In un caso identico a quello di Capo Caccia, una ferrata abusiva sul Monte Trevine all’ interno del Sito di Importanza Comunitaria “Monte Penna, Monte Trevine, Groppo e Groppetto”, la struttura, pubblicizzata sui social media come per bambini e famiglie, è stata posta sotto sequestro dalla Polizia provinciale con infine la convalida da parte dell’Autorità giudiziaria (Procura della Repubblica di Parma). Ci domandiamo come non si possa tenere conto di quanto già avvenuto per casi identici e delle possibili conseguenze.
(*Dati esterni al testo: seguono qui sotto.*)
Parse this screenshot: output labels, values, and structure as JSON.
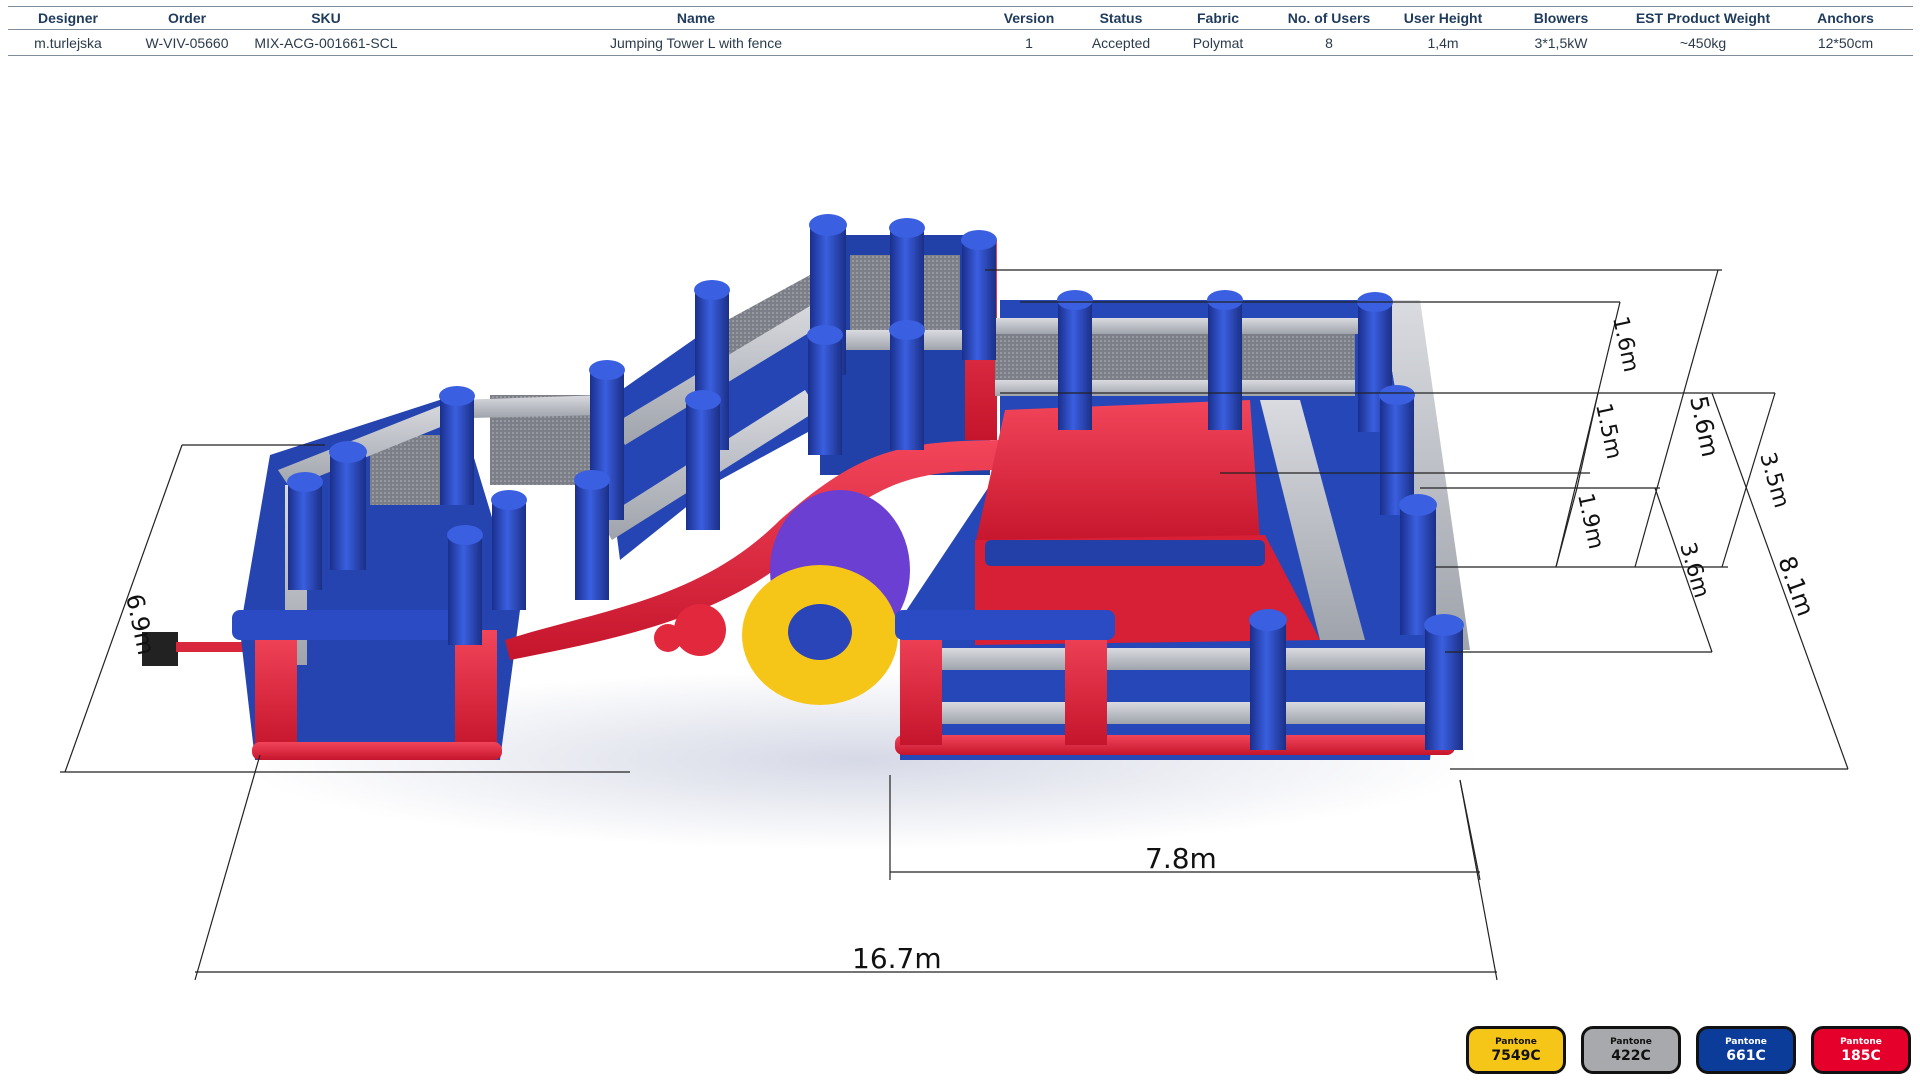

Fatto forse ancora più grave di quello di Capo Caccia, dove la via ferrata è stata realizzata su iniziativa privata, è quello della via ferrata Giorrè di Cargeghe. Quest’ultima è stata progettata e realizzata nel 2013 ma con finanziamenti pubblici e in una zona iscritta nell’Inventario dei Fenomeni Franosi d’Italia, studiata sin dal 1991 per rischio e pericolo di frane, che necessitava di ben altre autorizzazioni.
Mentre si sta pensando con un tavolo tecnico provinciale a come mettere la Via Ferrata Cabirol in sicurezza, data la pericolosità strutturale messa in luce dalle perizie delle Guide Alpine, bisogna ricordare che in un’area parco la prima premura dovrebbe essere quella di tutelare l’interesse delle specie che ci vivono e proteggerle da eventuali abusi.
Le pareti di Capo Caccia non dovrebbero essere considerate solo come il terreno ideale per un parco giochi, ma primariamente andrebbe considerato il motivo per cui tali riserve sono state istituite. Ricordiamoci che sono zone di protezione speciale proprio perché è il luogo in cui abitano specie protette considerate a rischio di conservazione dalla Comunità Europea. Parliamo della stessa Comunità Europea che sta ora finanziando il progetto LIFE Under Griffon Wings a Capo Caccia grazie al quale in questi giorni verranno introdotti 60 esemplari di Grifoni dalla Spagna con l’intento di aiutare la popolazione autoctona. Le rupi sono il rifugio per queste e molte altre specie del parco, rare e non, che in questi ambienti inaccessibili svolgono attività primarie della loro vita come il riposo e la riproduzione, ma non esitano, spaventate, ad abbandonare le uova e i piccoli sentendosi in pericolo.